Archbishop Zareh Aznavorian faithfully served the Armenian Apostolic Church as an ordained celibate priest for 38 years, most of which was spent at the Catholicosate of the Holy See of Cilicia. He was an eminent teacher at the Theological Seminary, a noted composer of both religious and secular music, a gifted scholar, a Bible translator, and an author of textbooks and commentaries. He was considered to be one of the most noted biblical scholars within the Armenian Church.
He was born Minas Aznavorian in 1947 in Beirut and received his elementary education at the Yepremian School of St. Hagop Church. In 1960 he was admitted to the Seminary of the Great House of Cilicia and ordained deacon in 1963 by Catholicos Khoren I.
In 1966 he took his celibate vows and was ordained priest by Bishop Karekin Sarkissian (then Catholicos Karekin II of blessed memory), who renamed him Zareh, in memory of late Catholicos Zareh I, who had passed away three years before. He became choirmaster at the St. Gregory the Illuminator Cathedral of Antelias and assistant dean at the Seminary in 1966-1969, while he also followed music courses at the State Conservatory of Lebanon. He was also a teacher at the Mardikian School.
He submitted his thesis “St. Nerses of Lambron: His Life and Church Reform” and received the rank of Vartabed in 1969. He continued his higher education in Rome, where he followed studies of patristics, theology and Church history at the Oriental Institute, and graduated with a B.A. in Theology in 1972.
Upon his return, he went back to the position of assistant dean at the Seminary, teaching theology, Armenian language, Biblical interpretation, and introduction to the New Testament. He was one of the founders of the “Shnorhali” choir of the Catholicosate. He was editor of Hask, the monthly of the Catholicosate, in 1975-1976.
In 1977 he was designated Catholicosal Vicar of Cyprus and elected Prelate in 1979. In May 1980 he was elevated to the rank of Dzayrakooyn Vartabed and consecrated bishop the next day. During six years, he engaged in the renewal of the Prelacy, which had been badly affected by the Turkish invasion of 1974. In 1983 Bishop Zareh returned to the Holy See and for the next two decades participated actively in monastic life. His sermons became an inspiration for the faithful and his Christian virtuosity was exemplary for his spiritual brothers and the people. He was director of Christian Education at the Catholicosate and in the 1990s directed the Bird’s Nest orphanage and the Kayanian sisterhood. He was elevated to the rank of Archbishop in 1995.
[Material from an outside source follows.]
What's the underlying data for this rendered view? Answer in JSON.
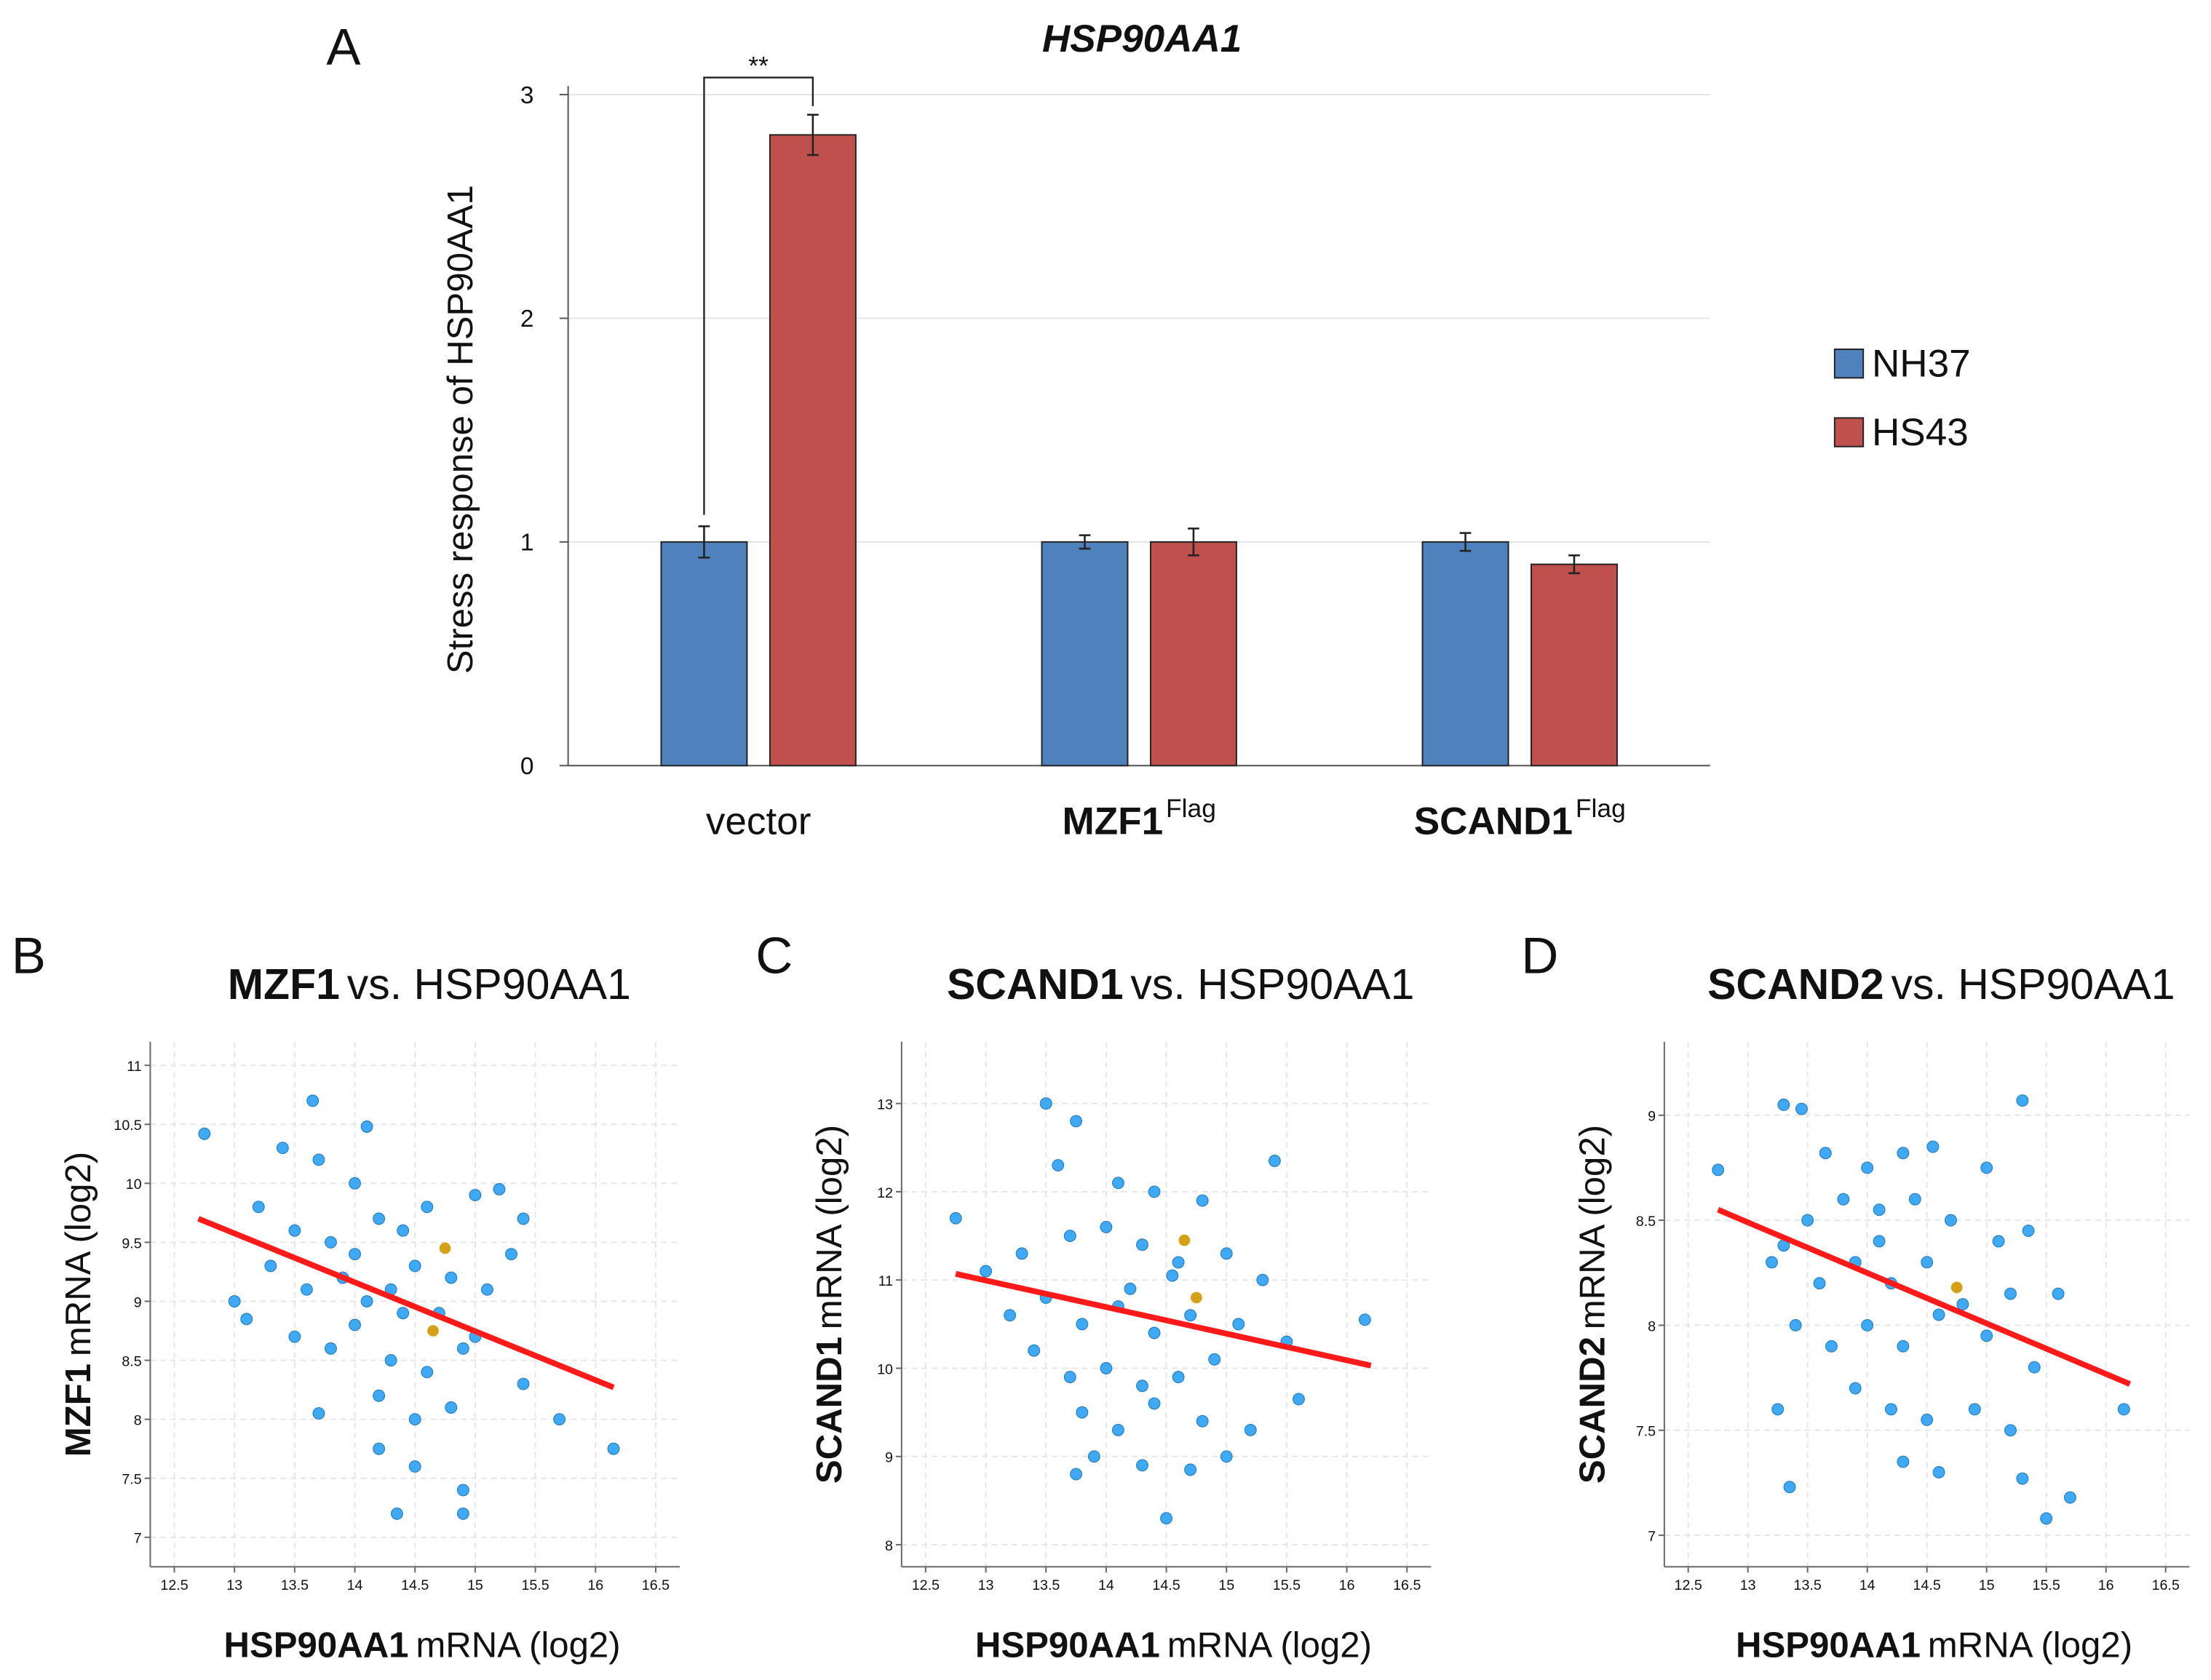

He translated the New Testament from Classical Armenian and the Biblical languages into Western Armenian in collaboration with the Bible Society. His translation of the Old Testament, unfortunately, remained unfinished and it is being continued by one of his collaborators, Archbishop Oshagan Choloyan.
He prepared collections of sharagans in Western notation and composed musical pieces, as well as a Canon for the Martyrs of the Armenian Genocide (1990), where he wrote:
Today our fragmented land, Armenia, leaps for joy
on this celebration of the feast of the Martyrs of April,
for their relics scattered in its every parcel
herald the fulfillment of the hope
of a new Spring of life.
Through their prayers, Lord, raise it up!
He wrote many works of religious, theological and Armenological contents, including a three-volume manual of Classical Armenian for easy learning (1986-1987, 2005), a critique of Jehovah’s Witnesses (1992), and other titles, many of which were posthumously published: “The Armenian Church in the Twentieth Century and the Eve of the Twenty-First Century” (2005); “The Bible and Us” (2005); “Light and Communion” (2005), “To See God” (2014); “Commentary of the Nicene Creed” (2016); “History of Commentary” (2016); “Nerses of Lambron and His Church Reforms” (2017); “Musical Heritage” (2018); “Commentary of the Pentateuch” (2019), etcetera. An abridged version of his commentary of the Nicene Creed was published by the Eastern Prelacy in a bilingual version including an English translation by Archdeacon Shant Kazanjian in 2013.
The saintly and learned Archbishop Zareh Aznavorian passed away prematurely after a long illness at the age of 57, on April 30, 2004. His Holiness Aram I conducted the funeral rites on May 3. He is buried at the Zarehian mausoleum in the Catholicosate.